XXXIII (IV). ЧТОБЫ достичь великого, Ромулу пришлось начать с самого малого. Прежние рабы, свинопасы, раньше, чем сделаться свободными, освободили почти всех латинцев и в одно время заслужили в высшей степени почетные прозвища «убийц рабов», «спасителей родных», «царей народов» и «основателей городов» – не «пришлецов», как Тесей, который составил один город из соединения многих общин и уничтожил много городов, носивших имена древних царей и героев. Ромул сделал то же, но позже. Он заставил неприятелей переселиться, разрушить свои прежние жилища и соединиться с победителями. Прежде всего ему не приходилось ни населять вновь, ни увеличивать города, существовавшего раньше, – он основал новый город и, основав его, приобрел себе землю, отечество, царскую власть, род, жену и родственников. Он никого не убивал, не лишал жизни, напротив, был благодетелем бездомных скитальцев, желавших сделаться гражданами. Он не убивал разбойников и злодеев, но покорил народы силой оружия, завоевал города и отпраздновал свой триумф над царями и вождями.
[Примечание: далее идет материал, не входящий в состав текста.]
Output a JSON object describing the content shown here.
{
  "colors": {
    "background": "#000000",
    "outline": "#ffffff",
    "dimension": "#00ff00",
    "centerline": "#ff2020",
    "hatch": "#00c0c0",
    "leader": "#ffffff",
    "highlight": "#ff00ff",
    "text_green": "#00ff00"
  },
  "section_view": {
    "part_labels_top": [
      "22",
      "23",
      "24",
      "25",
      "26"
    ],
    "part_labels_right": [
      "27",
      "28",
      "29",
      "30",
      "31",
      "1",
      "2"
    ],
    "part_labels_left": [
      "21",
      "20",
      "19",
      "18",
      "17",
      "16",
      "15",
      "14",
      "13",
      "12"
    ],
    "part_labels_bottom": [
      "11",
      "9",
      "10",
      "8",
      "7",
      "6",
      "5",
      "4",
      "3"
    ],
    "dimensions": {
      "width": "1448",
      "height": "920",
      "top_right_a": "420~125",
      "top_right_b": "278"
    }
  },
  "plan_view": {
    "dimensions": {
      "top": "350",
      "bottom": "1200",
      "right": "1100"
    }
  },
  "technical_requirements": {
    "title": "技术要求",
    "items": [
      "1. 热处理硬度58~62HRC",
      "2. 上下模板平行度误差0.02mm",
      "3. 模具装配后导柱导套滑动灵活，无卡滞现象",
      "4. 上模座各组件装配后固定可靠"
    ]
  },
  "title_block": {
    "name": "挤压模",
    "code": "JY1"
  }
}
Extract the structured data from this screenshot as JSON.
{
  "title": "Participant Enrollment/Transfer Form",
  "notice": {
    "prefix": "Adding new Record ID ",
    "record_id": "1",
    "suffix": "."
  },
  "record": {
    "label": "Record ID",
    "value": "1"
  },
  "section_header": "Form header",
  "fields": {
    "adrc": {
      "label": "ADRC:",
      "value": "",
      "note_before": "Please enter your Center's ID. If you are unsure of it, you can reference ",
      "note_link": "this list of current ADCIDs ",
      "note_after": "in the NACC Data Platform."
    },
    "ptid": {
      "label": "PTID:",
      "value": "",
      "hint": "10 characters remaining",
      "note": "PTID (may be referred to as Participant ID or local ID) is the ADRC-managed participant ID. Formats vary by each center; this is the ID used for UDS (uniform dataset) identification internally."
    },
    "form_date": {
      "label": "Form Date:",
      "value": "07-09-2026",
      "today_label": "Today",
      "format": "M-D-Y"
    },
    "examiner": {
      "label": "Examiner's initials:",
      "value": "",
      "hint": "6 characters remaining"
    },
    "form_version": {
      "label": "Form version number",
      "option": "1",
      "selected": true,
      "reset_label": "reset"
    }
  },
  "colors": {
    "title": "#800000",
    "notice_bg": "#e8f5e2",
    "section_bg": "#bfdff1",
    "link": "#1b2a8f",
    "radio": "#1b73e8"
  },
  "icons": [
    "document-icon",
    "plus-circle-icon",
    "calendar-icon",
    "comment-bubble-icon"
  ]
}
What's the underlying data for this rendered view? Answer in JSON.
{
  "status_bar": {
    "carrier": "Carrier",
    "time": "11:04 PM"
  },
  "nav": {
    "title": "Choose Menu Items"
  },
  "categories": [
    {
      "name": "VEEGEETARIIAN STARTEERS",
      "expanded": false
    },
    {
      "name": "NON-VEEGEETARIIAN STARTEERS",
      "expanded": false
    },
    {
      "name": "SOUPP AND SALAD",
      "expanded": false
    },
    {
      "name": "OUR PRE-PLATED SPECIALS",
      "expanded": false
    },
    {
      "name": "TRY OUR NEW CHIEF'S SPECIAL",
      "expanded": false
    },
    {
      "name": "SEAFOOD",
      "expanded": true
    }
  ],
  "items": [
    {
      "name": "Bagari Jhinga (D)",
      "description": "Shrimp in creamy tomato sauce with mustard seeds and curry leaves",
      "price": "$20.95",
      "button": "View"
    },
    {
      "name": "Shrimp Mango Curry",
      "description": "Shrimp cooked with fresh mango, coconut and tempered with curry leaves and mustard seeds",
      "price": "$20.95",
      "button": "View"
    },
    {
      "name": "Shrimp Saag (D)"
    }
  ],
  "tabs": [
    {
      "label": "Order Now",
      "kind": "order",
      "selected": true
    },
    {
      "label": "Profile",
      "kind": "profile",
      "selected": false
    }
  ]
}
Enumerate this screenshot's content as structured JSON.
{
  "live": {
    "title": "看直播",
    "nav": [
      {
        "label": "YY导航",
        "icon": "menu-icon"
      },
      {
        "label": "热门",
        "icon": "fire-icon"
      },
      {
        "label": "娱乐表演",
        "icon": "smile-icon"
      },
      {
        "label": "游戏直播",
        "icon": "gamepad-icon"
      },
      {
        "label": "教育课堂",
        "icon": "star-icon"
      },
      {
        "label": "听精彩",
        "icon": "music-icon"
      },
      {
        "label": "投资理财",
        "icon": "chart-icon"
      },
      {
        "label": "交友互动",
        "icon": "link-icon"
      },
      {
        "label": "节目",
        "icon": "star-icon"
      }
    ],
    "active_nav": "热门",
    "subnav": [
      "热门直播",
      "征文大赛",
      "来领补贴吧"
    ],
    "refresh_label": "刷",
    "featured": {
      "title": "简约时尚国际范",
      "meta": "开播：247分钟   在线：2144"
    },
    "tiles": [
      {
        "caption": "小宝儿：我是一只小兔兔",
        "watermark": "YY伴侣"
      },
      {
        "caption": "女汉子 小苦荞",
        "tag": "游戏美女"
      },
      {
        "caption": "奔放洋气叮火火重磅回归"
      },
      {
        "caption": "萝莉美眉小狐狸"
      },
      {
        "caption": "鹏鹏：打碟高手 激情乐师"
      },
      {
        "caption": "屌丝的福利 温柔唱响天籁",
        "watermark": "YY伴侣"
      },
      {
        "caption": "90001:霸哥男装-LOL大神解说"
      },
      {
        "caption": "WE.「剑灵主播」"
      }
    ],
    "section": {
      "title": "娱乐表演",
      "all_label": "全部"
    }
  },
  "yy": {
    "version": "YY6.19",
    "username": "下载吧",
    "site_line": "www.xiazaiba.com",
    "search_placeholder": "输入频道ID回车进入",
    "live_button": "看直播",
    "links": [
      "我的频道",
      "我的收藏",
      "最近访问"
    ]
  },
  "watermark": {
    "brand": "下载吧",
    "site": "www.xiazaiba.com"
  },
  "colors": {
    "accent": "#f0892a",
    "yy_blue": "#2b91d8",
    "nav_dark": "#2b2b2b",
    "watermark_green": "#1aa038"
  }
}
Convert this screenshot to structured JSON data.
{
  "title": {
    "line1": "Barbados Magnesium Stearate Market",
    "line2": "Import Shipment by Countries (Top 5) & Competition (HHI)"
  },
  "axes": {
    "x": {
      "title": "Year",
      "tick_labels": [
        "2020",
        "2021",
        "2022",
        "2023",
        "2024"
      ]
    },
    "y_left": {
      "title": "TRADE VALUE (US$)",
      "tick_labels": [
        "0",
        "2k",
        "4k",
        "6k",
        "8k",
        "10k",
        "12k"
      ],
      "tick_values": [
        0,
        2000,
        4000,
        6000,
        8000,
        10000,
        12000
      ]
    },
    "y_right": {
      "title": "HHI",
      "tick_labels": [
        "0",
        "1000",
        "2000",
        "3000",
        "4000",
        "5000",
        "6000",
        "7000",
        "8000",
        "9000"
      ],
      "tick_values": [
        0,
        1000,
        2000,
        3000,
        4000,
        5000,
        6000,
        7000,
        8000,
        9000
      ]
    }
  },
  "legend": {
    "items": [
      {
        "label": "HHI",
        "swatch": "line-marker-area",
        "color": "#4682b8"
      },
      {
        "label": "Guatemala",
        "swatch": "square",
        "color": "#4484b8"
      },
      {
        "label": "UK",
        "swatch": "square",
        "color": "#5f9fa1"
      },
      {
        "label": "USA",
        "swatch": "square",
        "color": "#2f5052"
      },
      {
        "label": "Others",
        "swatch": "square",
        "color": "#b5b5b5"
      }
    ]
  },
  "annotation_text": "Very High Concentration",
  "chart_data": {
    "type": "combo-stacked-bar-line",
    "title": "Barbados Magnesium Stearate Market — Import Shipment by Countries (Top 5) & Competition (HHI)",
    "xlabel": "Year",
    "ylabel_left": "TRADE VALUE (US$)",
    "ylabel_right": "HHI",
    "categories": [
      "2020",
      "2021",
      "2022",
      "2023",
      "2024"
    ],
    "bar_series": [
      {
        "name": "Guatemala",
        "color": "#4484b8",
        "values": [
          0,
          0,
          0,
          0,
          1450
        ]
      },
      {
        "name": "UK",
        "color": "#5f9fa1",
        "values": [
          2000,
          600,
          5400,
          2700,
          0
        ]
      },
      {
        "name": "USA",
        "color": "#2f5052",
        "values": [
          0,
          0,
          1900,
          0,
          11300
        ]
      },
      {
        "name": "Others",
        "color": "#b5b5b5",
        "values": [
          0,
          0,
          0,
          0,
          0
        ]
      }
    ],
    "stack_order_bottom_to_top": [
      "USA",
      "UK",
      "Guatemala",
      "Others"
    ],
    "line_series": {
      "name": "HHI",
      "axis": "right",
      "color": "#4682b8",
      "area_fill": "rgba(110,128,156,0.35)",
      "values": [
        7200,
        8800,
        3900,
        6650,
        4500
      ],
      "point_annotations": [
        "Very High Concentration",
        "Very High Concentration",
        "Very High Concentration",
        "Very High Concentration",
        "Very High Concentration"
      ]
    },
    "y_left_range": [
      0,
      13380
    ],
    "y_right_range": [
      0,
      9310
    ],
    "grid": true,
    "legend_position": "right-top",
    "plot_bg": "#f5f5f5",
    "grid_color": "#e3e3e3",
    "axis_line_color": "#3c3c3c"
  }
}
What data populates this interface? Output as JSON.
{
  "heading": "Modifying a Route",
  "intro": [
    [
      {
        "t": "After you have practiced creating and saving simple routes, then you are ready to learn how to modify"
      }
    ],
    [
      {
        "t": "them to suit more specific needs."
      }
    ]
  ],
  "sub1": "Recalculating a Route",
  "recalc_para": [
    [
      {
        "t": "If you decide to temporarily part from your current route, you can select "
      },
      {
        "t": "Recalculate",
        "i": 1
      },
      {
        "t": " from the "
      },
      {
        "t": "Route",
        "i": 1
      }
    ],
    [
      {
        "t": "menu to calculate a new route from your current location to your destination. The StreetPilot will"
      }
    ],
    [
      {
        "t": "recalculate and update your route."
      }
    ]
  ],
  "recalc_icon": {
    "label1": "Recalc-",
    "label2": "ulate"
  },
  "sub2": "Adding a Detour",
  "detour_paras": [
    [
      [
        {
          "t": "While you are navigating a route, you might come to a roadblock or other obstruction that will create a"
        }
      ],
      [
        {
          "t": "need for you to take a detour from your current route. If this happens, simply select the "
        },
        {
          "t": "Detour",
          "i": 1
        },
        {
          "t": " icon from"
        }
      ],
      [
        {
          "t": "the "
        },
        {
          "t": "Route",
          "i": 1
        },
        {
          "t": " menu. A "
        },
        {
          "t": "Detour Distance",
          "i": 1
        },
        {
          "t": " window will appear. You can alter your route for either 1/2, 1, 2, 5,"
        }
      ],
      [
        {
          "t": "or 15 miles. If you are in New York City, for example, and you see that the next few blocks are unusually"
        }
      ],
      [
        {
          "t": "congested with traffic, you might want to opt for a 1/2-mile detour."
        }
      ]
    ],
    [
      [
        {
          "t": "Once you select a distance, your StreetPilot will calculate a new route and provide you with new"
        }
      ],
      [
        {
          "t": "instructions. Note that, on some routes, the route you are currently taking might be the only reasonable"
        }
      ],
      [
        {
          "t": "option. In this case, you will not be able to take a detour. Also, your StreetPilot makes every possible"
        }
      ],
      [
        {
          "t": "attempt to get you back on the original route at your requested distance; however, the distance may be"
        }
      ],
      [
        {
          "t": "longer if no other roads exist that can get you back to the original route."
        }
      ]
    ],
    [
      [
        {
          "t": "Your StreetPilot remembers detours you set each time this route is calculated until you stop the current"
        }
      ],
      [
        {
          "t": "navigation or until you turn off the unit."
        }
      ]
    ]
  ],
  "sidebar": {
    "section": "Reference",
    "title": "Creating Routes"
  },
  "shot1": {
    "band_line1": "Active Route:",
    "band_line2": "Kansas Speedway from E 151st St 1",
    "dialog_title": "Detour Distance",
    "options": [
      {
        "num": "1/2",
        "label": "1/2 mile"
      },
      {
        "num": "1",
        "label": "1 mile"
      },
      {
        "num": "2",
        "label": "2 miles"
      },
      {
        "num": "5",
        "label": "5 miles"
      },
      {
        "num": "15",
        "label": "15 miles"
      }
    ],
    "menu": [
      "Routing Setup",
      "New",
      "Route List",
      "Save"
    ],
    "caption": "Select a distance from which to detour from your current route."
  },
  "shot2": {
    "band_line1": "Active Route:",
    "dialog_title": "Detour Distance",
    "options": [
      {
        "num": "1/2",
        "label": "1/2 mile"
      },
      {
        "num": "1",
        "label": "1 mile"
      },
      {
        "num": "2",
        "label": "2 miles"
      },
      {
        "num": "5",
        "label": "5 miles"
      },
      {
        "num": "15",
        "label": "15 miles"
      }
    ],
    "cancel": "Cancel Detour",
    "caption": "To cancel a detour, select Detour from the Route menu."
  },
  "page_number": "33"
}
XXXIV (V). БЫЛ ЛИ он убийцей несчастного Рема – вопрос нерешенный. Большая часть писателей обвиняет в этом других; все же он спас, как всем известно, от смерти свою мать, своего деда – от позорного, бесславного рабства и посадил его на престол Энея. Много добра сделал он добровольно и никому не навредил даже невольно. Но забывчивость Тесея и его небрежность относительно условия, перемены паруса едва ли найдут, на мой взгляд, горячего защитника, и даже снисходительные судьи едва ли оправдают его от обвинения в отцеубийстве. Этого не мог не понять один аттический писатель, который, видя, как трудно оправдать в этом Тесея его защитникам, сочинил, будто Эгей, желая скорей увидеть приближавшийся корабль, быстро побежал в Акрополь, но поскользнулся и упал. Как будто у царя не было провожатых или, когда он спешил к морю, с ним не было рабов!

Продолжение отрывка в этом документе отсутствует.